[Today we welcome our primary school community. It is good to see you back after the holidays. At this Mass, we also commission our leaders for the new school year, knowing that all our students are formed to be leaders. And our readings have a lot to say about leadership, especially the need for leaders to be involved or as Pope Francis says, for shepherds to smell like their sheep.]
When I was training to be a priest, the Rector of the seminary often would advise us: “Delegate but don’t abdicate.” I think he meant that it is important to get other people involved in the work of the Church, but it is equally important not to lose touch oneself. That it is important to be involved.
A friend of mine once made a similar point. We were both Aussies living in London.
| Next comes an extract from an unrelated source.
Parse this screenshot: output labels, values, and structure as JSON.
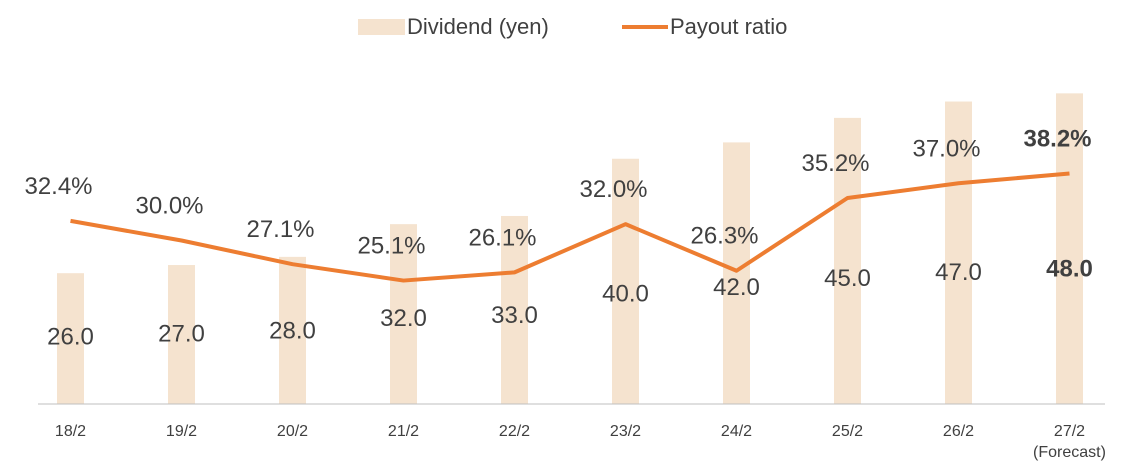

She is a very successful lawyer, and at the time she was working in a very big firm. She seemed to be doing really well. But I remember asking her whether she was going to stick it out in London for a while. She said she wasn’t. She was going back to Australia. When I asked her why, she replied, “Because no-one needs me over here.”
She meant that her life had become pretty insular. She could do whatever she wanted, and she didn’t see that as a good thing. She had no grandparents to visit, no nieces and nephews to baby-sit. She had no obligations. She didn’t mean it as a cry for help; she just could see what type of life she was leading, and she could see what type of a person would come out at the other end of such a life. She didn’t want that life. She didn’t want to become that person.
On a similar note, my dad tells a story about my maternal grandmother. My mum is one of eight children, and, knowing my uncles and aunts, it must have been a pretty lively household. But, I’m told there always seemed to be guests staying at my grandparents’ house. Either students from the university, or people passing through. My dad once asked my grandmother, why do you always have guests coming through when you have such a big family? My grandmother said that she did that because there was nothing so self-satisfied as a big catholic family. With so many people and so much going on, you could easily find yourself getting caught up in family life and forget about other people, the world outside.
I think each of these stories – the Rector, my friend and my grandmother – are examples of people who don’t want their lives to lose their flavour. Each of them has that sense that charity, like so many other things, is a case of: use it or lose it. Being involved preserves our lives. Involvement is the salt.
There can be a temptation when it comes to charity to abdicate rather than delegate the task. We can donate money to charities, pay our taxes or even simply throw our hands in the air at the complexity of a task. But our first reading is a reminder of the basic, simple things, the foundational acts of charity that we cannot abdicate, cannot abdicate without losing our sense of another’s humanity, and therefore cannot abdicate without losing our own humanity. Feed the hungry. Shelter the homeless. Clothe the naked. These are all things we can all do.
Now, I am not saying that we shouldn’t think about the bigger, social problems. Responding to one beggar should make us consider bigger issues. But it should not make us forget or ignore the person right in front of us. In fact, it is paying attention to the person right in front of us, being involved at the grassroots level, that forms a society in which people feel a personal responsibility to do something, and also actually understand the issues. And it is just such a society that is more likely to deal with the big issues effectively.
This is one of the reasons why the principle of subsidiarity is so fundamental to catholic social teaching. Subsidiarity is the idea that you only go up the chain of command if you really need to. That is: where something can be addressed at a family level, you don’t push it up to a street-level. Where something can be addressed at a local level, you don’t push it up to a state level. In fact, the principle of subsidiarity states that that the higher levels only exist in order to serve the local levels. They exist to do what the lower levels cannot. The principle of subsidiarity therefore helps us retain our flavour by encouraging involvement, and so it helps to preserve our humanity.
So, in our Mass today, let us think about how salty our choices are. Are we involved at that basic level of charity on which everything depends? Or have we out-sourced this most fundamental aspect of our humanity?